Focus 作品に込められた「想い」それぞれの物語

作品を深く理解して、もっと好きになる。
制作の背景まで踏み込んで、
アーティストの想いを紐解きます。

「Subliminal Switch (I never walk backward)」

2024.9.20

「Subliminal Switch (I never walk backward)」

出口 雄樹Yuki Ideguchi

素材・技法:石膏下地・膠・胡粉・スプレーペイント・ピグメント
サイズ:H25.5×W25.5cm

死の象徴を生きる力にする、
出口雄樹のポップな現代ヴァニタス画

タイトルは、潜在意識に働きかけるスイッチのこと。出口雄樹はこのシリーズで、「繰り返されるイメージで意識を変えること」をコンセプトにしている。描かれているのはコミカライズされたドクロだ。色も描線もさまざまな作品は、石膏下地に岩絵具や偏光塗料を使う。「100年後に、こんな画材を使っていたのかとわかるのがおもしろい。絵画に使える新しい画材の研究もしています」。ドクロは死の象徴として、人生の虚しさをテーマとするヴァニタス画に描かれてきた。出口のポップなこのドクロからは、どうせなら毎日わくわく生きなきゃ、そんな声が聞こえてきそうだ。「何枚も並べるとより楽しい」と、同じイメージを展開するおもしろさも語ってくれた。

「Subliminal Switch (I never walk backward)」深掘りポイント

出口はドクロをポップに描き、死を身近に感じることで楽しく生きるというテーマを表現している。
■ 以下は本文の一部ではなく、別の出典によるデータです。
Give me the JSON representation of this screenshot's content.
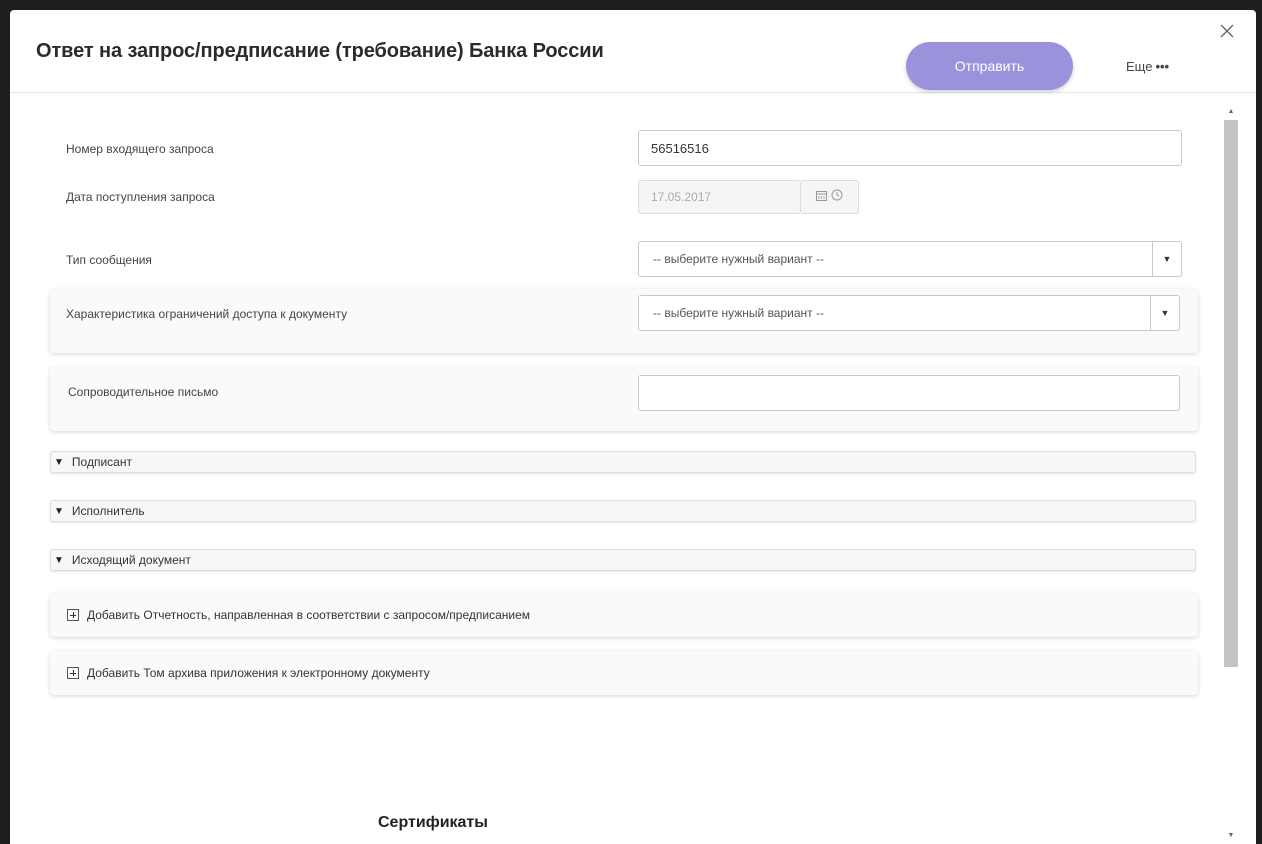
{
  "dialog": {
    "title": "Ответ на запрос/предписание (требование) Банка России",
    "send_label": "Отправить",
    "more_label": "Еще",
    "more_dots": "•••"
  },
  "fields": {
    "request_number": {
      "label": "Номер входящего запроса",
      "value": "56516516"
    },
    "request_date": {
      "label": "Дата поступления запроса",
      "value": "17.05.2017"
    },
    "message_type": {
      "label": "Тип сообщения",
      "value": "-- выберите нужный вариант --"
    },
    "access_restriction": {
      "label": "Характеристика ограничений доступа к документу",
      "value": "-- выберите нужный вариант --"
    },
    "cover_letter": {
      "label": "Сопроводительное письмо",
      "value": ""
    }
  },
  "sections": [
    {
      "label": "Подписант"
    },
    {
      "label": "Исполнитель"
    },
    {
      "label": "Исходящий документ"
    }
  ],
  "add_items": [
    {
      "label": "Добавить Отчетность, направленная в соответствии с запросом/предписанием"
    },
    {
      "label": "Добавить Том архива приложения к электронному документу"
    }
  ],
  "certificates_title": "Сертификаты",
  "colors": {
    "accent": "#9a93dc",
    "background": "#ffffff"
  },
  "icons": [
    "close-icon",
    "calendar-icon",
    "clock-icon",
    "dropdown-arrow-icon",
    "triangle-down-icon",
    "plus-box-icon"
  ]
}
コミックの登場人物のように描かれたドクロは、怖さがかわいさに変換されている。漫画のような吹き出しには世界の格言が。ドクロを描いた後に、絵柄にぴったりの格言を探して書いている。この作品では、「私は後ろに進まない」という格言が選ばれた。言葉はポップアートの文脈では大事な要素だ。画面の中にあると必ず読みたくなる。イメージだけだと止まらない視線も、言葉で止まる。

「Subliminal Switch (I never walk backward)」深掘りポイント

出口 雄樹Yuki Ideguchi

1986年福岡県生まれ。東京藝術大学日本画専攻を卒業後、ニューヨークで制作を行い、国内外で多数の個展・グループ展に参加。大学在学中に最高賞を受賞。三菱商事アートゲートプログラム奨学生に選出され、海の日芸術祭で最高位賞を受賞。また、公益財団法人吉野石膏美術振興財団や国際交流基金から助成を受けている。2019年に帰国し、京都府を拠点に活動。同年、歌手の星野源のアルバムジャケットを手掛けた。名古屋、新宿、福岡、京都、仙台、千葉、渋谷と各地で個展を開催。現在は京都芸術大学美術工芸学科の専任講師を務めている。上賀茂神社、北原照久コレクション、明王物産コレクション、Leo Kuelbs Collectionに作品が収録されている。